Why defense stocks are not "sin" stocks

By Larissa Fernand |  14-05-21 | 

Cyber security is one of the foremost concerns of the Aerospace and Defense (A&D) industry. Combatting cyber threats to defense and civil infrastructures has become a global priority for governments. Not too long ago, a U.S. federal government website was hacked and Australia's government and institutions were being targeted by sophisticated state-based cyber hacks.

So it should come as no surprise that some U.S. defense contractors rank among the world’s top 25 cyber security companies.

A very recently published article noted that tech startups were oblivious to one of the largest markets in the world, the U.S. Defense Department. The military awarded $445 billion in contracts in 2020, when the global market for software-as-a-service, one of the hottest sectors for startup creation and investment, was estimated at $104 billion.

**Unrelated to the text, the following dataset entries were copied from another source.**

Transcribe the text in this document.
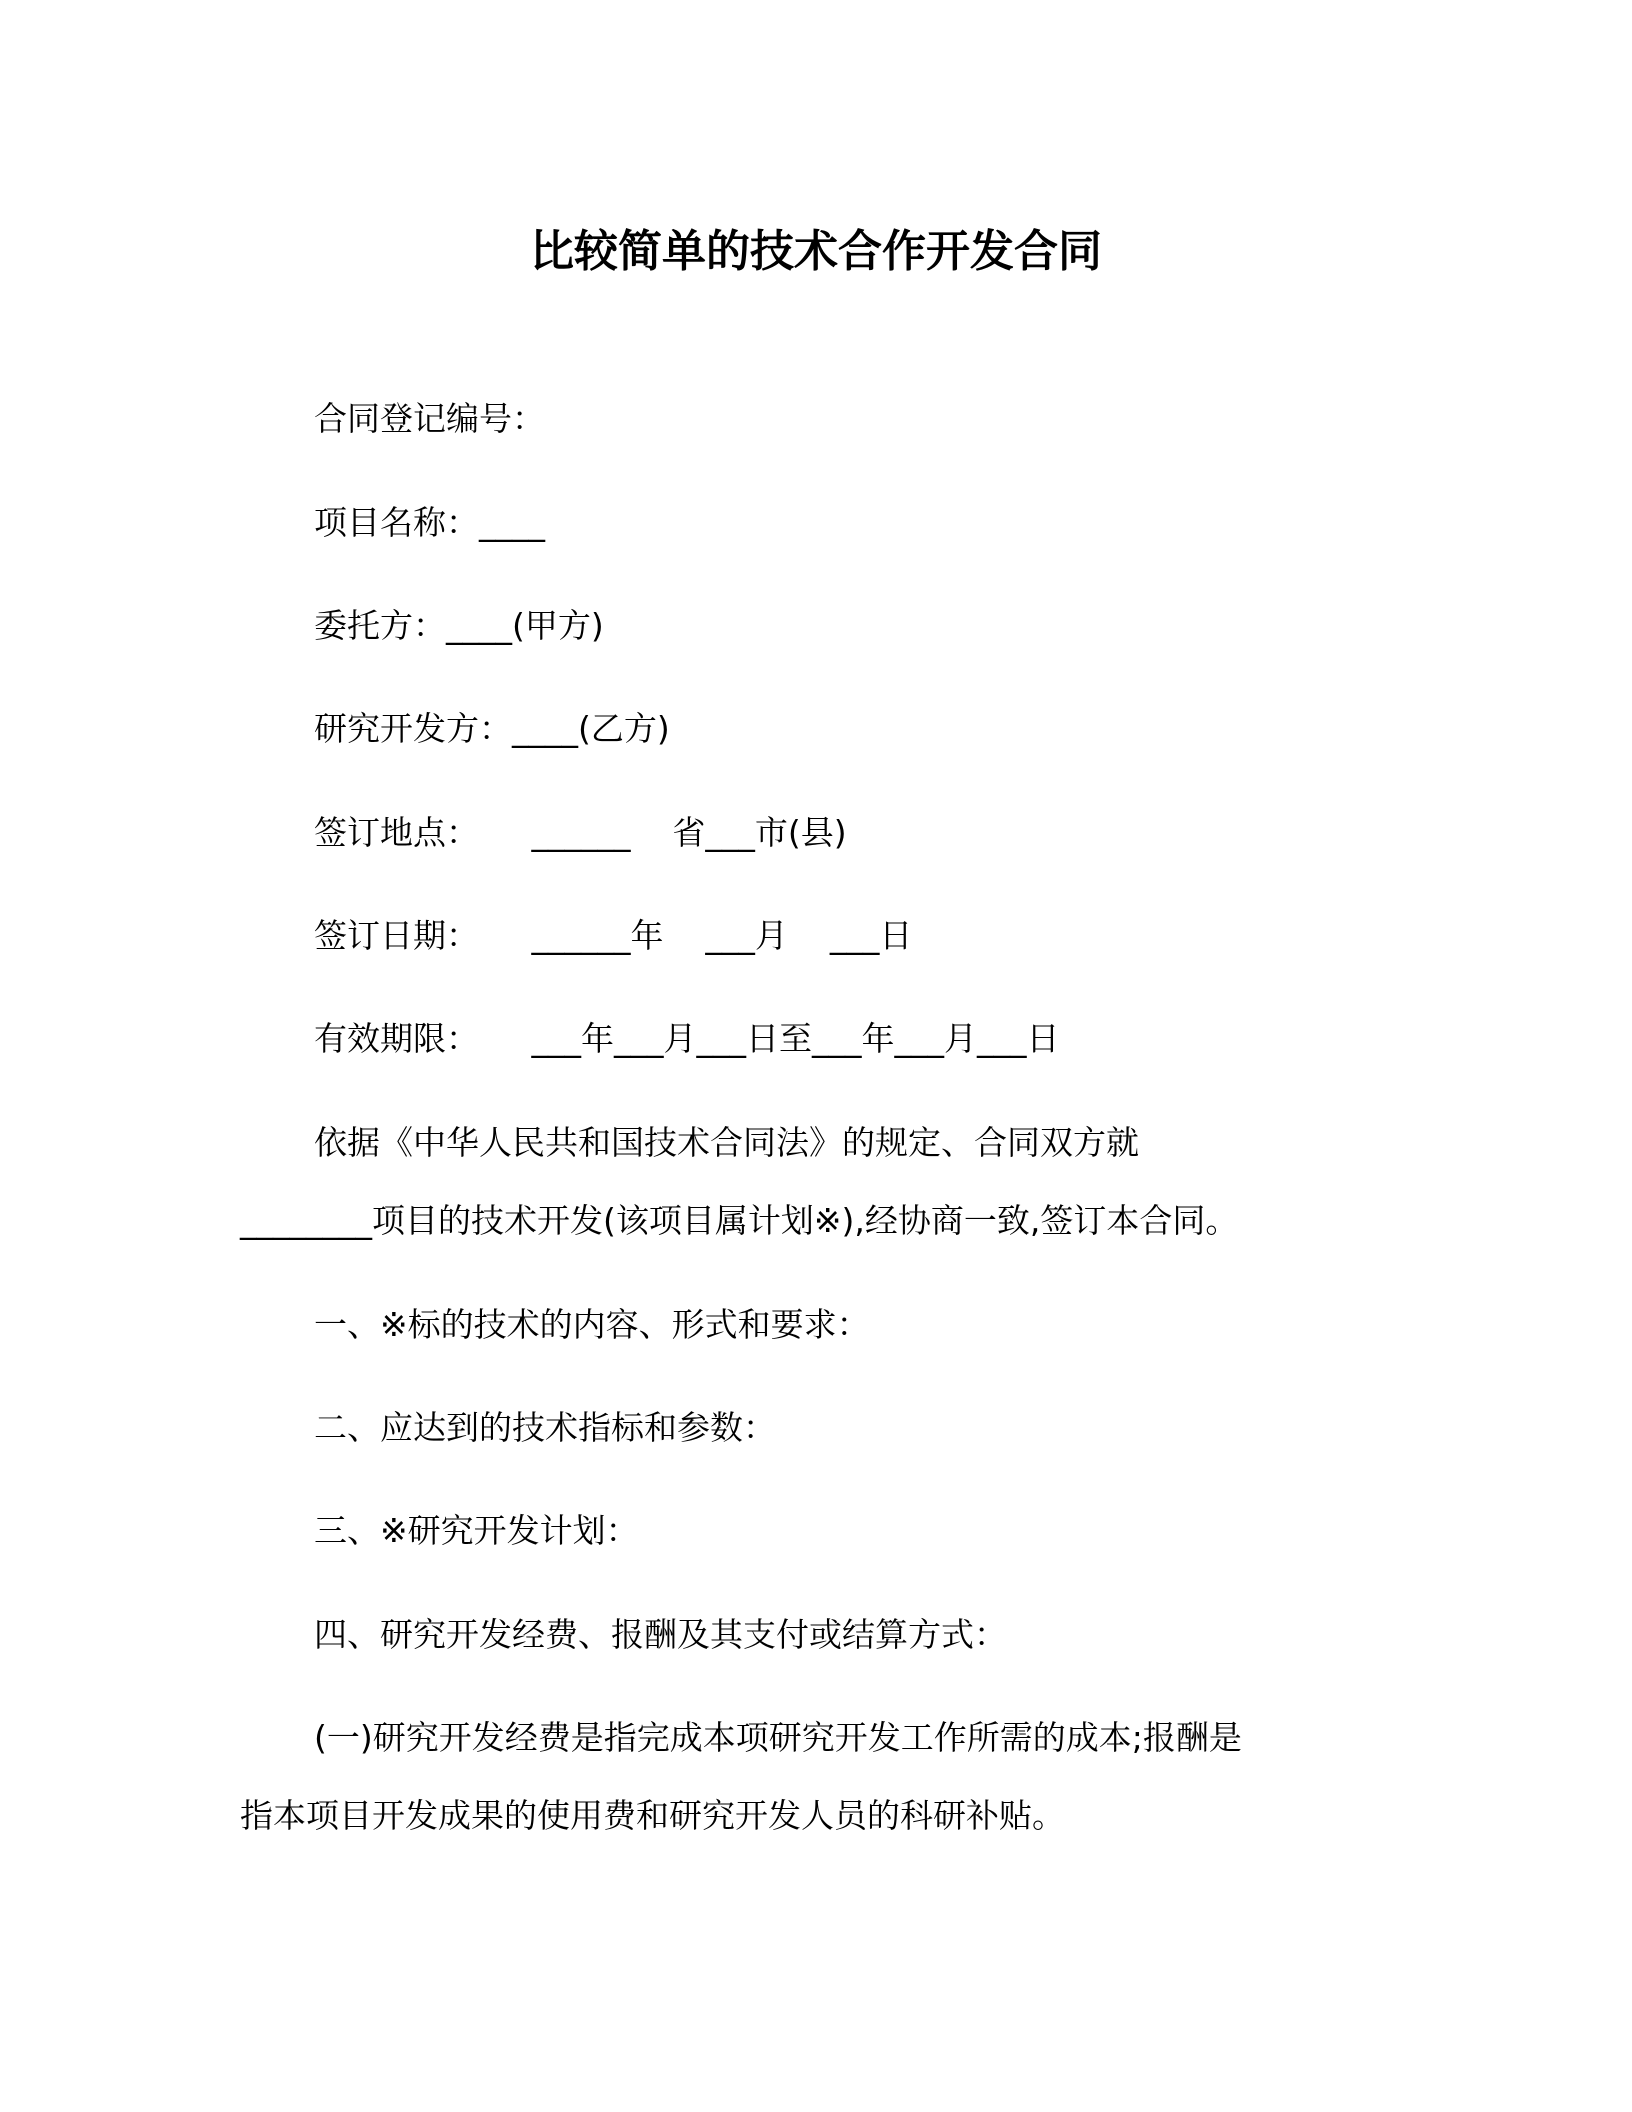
比较简单的技术合作开发合同

合同登记编号：

项目名称：____

委托方：____(甲方)

研究开发方：____(乙方)

签订地点：     ______    省___市(县)

签订日期：     ______年    ___月    ___日

有效期限：     ___年___月___日至___年___月___日

依据《中华人民共和国技术合同法》的规定、合同双方就

________项目的技术开发(该项目属计划※),经协商一致,签订本合同。

一、※标的技术的内容、形式和要求：

二、应达到的技术指标和参数：

三、※研究开发计划：

四、研究开发经费、报酬及其支付或结算方式：

(一)研究开发经费是指完成本项研究开发工作所需的成本;报酬是

指本项目开发成果的使用费和研究开发人员的科研补贴。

Why defense as a “sin stock” is defunct.

The concept of sin stocks has given way to viewing businesses that have a positive impact on three parameters – Environment, Social, Governance.

ESG attempts to capture the complexity of social and environmental systems, and business organizations. It is not narrow, where the fixation is on identifying the final output and classifying it as a sin stock. It goes beyond its 3-letter acronym to address how a company serves all stakeholders: employees, communities, customers, suppliers, shareholders, and the environment.

The A&D industry is a high-technology industry and covers a diverse set of companies providing products and services to civil and military customers. Stocks are evaluated on good company behaviour, rather than the narrow prism of purely controversial end products. I tackled this in Why sin stocks are an outdated concept.

In a July 2020 report, Sustainalytics listed a few parameters they consider when evaluating the ESG score of A&D firms.

  • ESG Risk Rating

ESG Risk Ratings indicate 5 levels of risk (Negligible / Low / Medium / High / Severe), rated on a spectrum of 0 to 40+. These take into account a company’s exposure to industry-specific ESG risks and how well a company is managing those risks.

The A&D industry is generally seen as high risk; 62% of companies considered high risk (ESG Risk Rating scores between 30 and 40), 21% considered severe risk (ESG Risk Rating scores above 40), primarily due to high exposure and mixed management.

  • Material ESG Issues

Relatively high exposure to material ESG risk due to several factors, including its concentration in highly regulated markets and high degree of regulatory scrutiny.

  • Product Governance

This is among the highest in the entire research universe, as quality and safety regulations are extremely tight, and even minor defects can have significant impacts. More than two thirds of the industry (68%) has high exposure score (i.e. >8); 49% of companies show weak management scores (i.e. scores 50). The combination of high exposure and weak management means that 17% of the industry have severe unmanaged risk (i.e. scores >8).

  • Bribery and Corruption

A&D companies have medium exposure (i.e. scores between 4-8). The industry is potentially exposed to bribery and corruption due to its close business relationships with governments, its competition for a limited number of high-value contracts and secrecy surrounding military procurement.

  • Business Ethics

As part of a heavily regulated industry with a global presence, A&D companies are subject to intense scrutiny on anti-competitive practices and ethical conduct related to products sold in sensitive areas. Exposure is medium for the subindustry as a whole, but tends to be higher for defense companies, which can be involved in weapons-related incidents.

  • Carbon – Products and Services

The industry has medium exposure (i.e. scores between 4-8) to Carbon – Products and Services risks. These risks tend to be higher for aircraft and components producers, whose clients are energy intensive and operate in a tightening regulatory environment around the carbon impact of air travel. Despite the increasing visibility of carbon--related issues, the industry has not recently faced any related events.

  • Data Privacy and Security

The industry’s exposure comes mainly from companies’ heavy reliance on sensitive data. A&D companies are among the largest government contractors and are entrusted with managing, storing and processing highly confidential information. The inherent secrecy of government contracts explains, in part, the low levels of company reporting on data privacy and security issues.  Almost half (43%) of the companies in the industry have weak management scores (i.e. scores of 0-25). However, the increasing pressure to secure highly sensitive data from espionage is driving companies to improve their safeguards. Overall, more than half (60%) of the industry shows low unmanaged risk (i.e. scores of 2- 4) while 38% face medium risk (i.e. scores of 4-6).